Anyone who is working a program of recovery knows the range of feelings that one can experience. Some days are filled with agony, white-knuckling and despair. On the other hand, the good days are filled with joy, hope and sense of well being that makes life full of adventure and new possibilities. My program, and the people I’ve come to know through it, has been my saving grace.
When I start to feel a little sorry for myself, I look for another glimpse of light and remember how far I’ve come, and how the difficulty of letting go has eased. I thank God for texting and facebook, as they both give me the feeling of connection. I now rely a little more on the Big Guy in the Sky and try to have more faith and patience. The answers will come when I’m supposed to know them. The dream job will appear when I’m ready for it. The people who mean the most to me will not be far, even if it is a bit of a drive. It’s all going to be okay.

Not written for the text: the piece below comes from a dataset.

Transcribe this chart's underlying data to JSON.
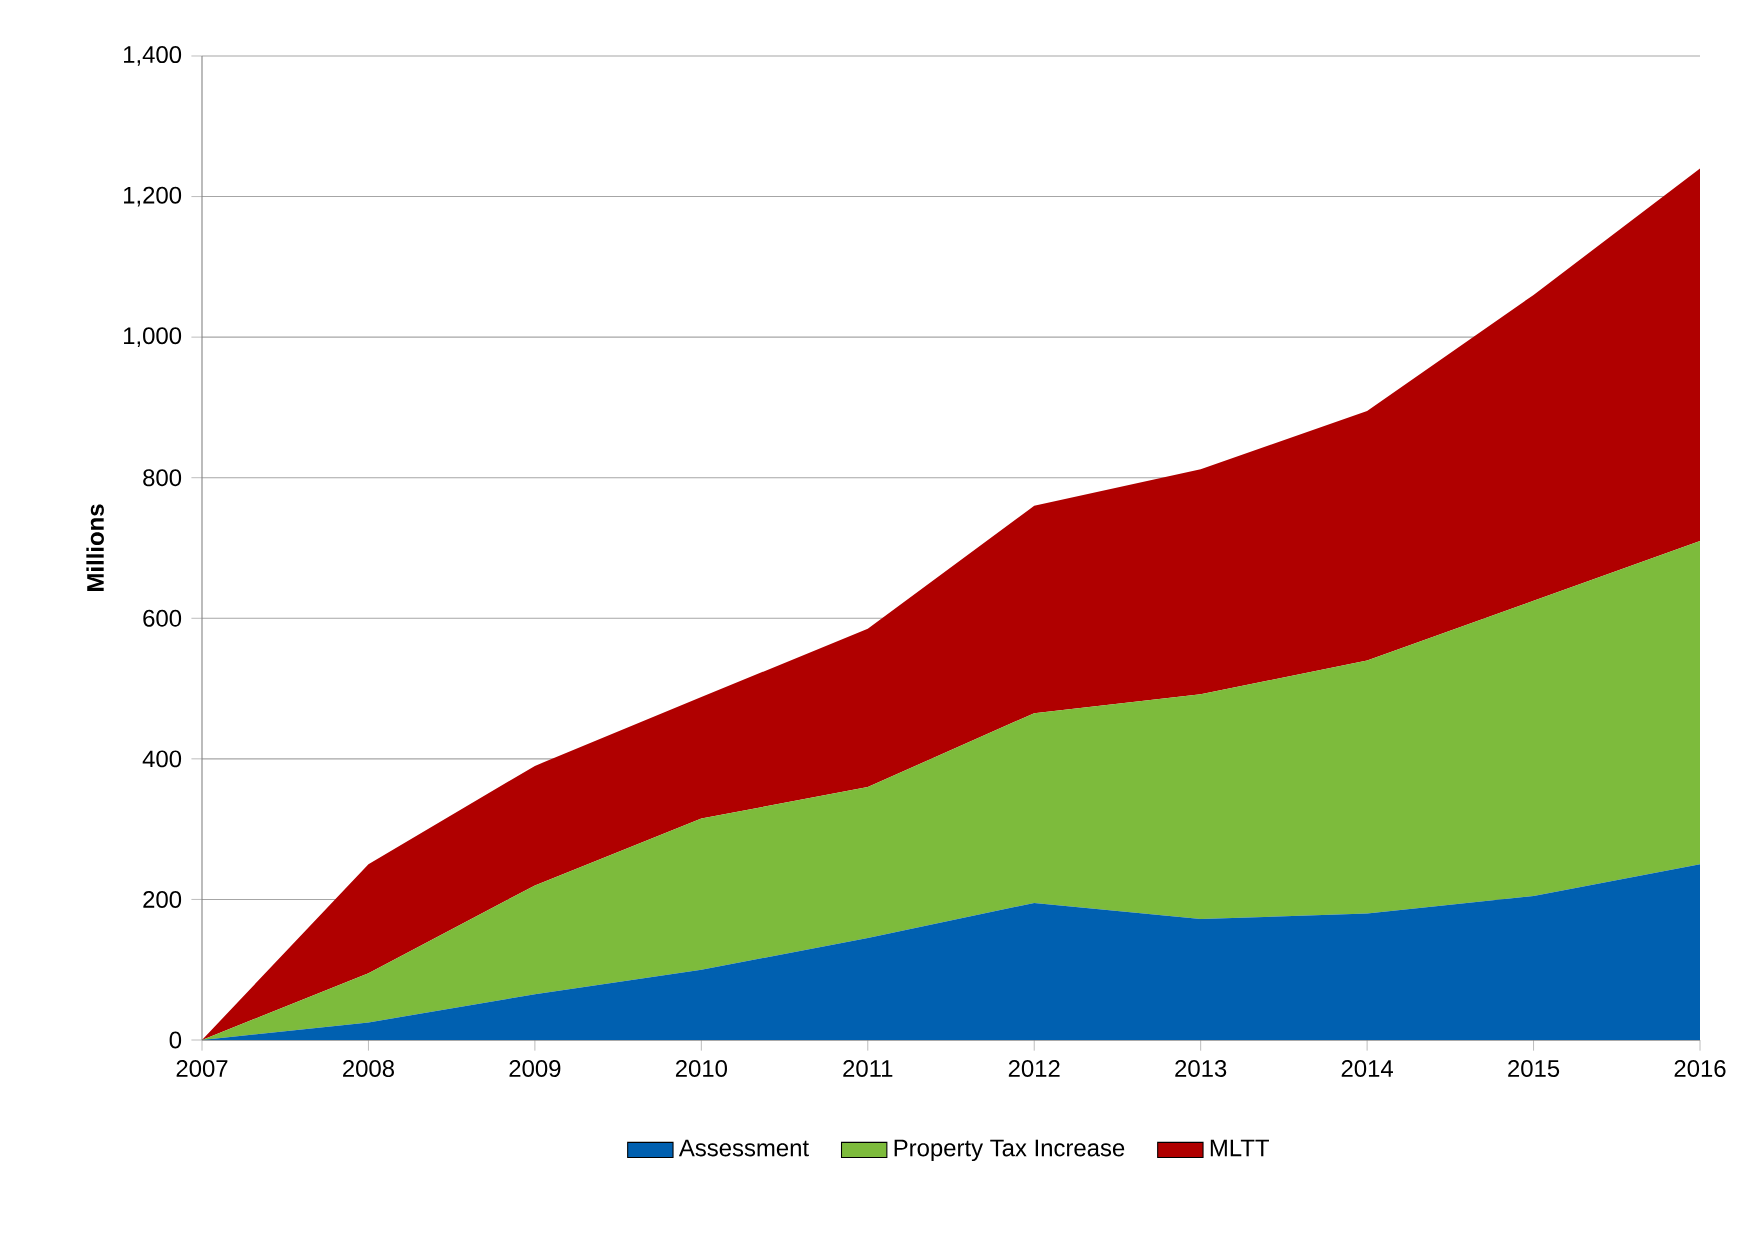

LIZ BURGESS: Born and raised in Southern California, Liz can still conjure up the smells of the beach in a heartbeat. While raising four children, she began documenting their antics and in the process realized that writing was just as enjoyable as eating chocolate. Liz has been writing all of her life, but only recently began taking herself seriously. Her blog, “No Excuses-Musings of a Procrastinator” began as a self-improvement commitment, and has been a terrific platform for improving her writing, networking with other writers, and stepping outside of her comfort zone, all of which have been very rewarding. http://noexcuses318.blogspot.com.
You can connect with Liz Burgess on Facebook, or via e-mail: firstname.lastname@example.org
SONIA MARSH SAYS: I think your statement, “When I start to feel a little sorry for myself, I look for another glimpse of light and remember how far I’ve come, and how the difficulty of letting go has eased,” will resonate with many readers. Learning to be patient and to accept change is not easy, and we need to be reminded about this.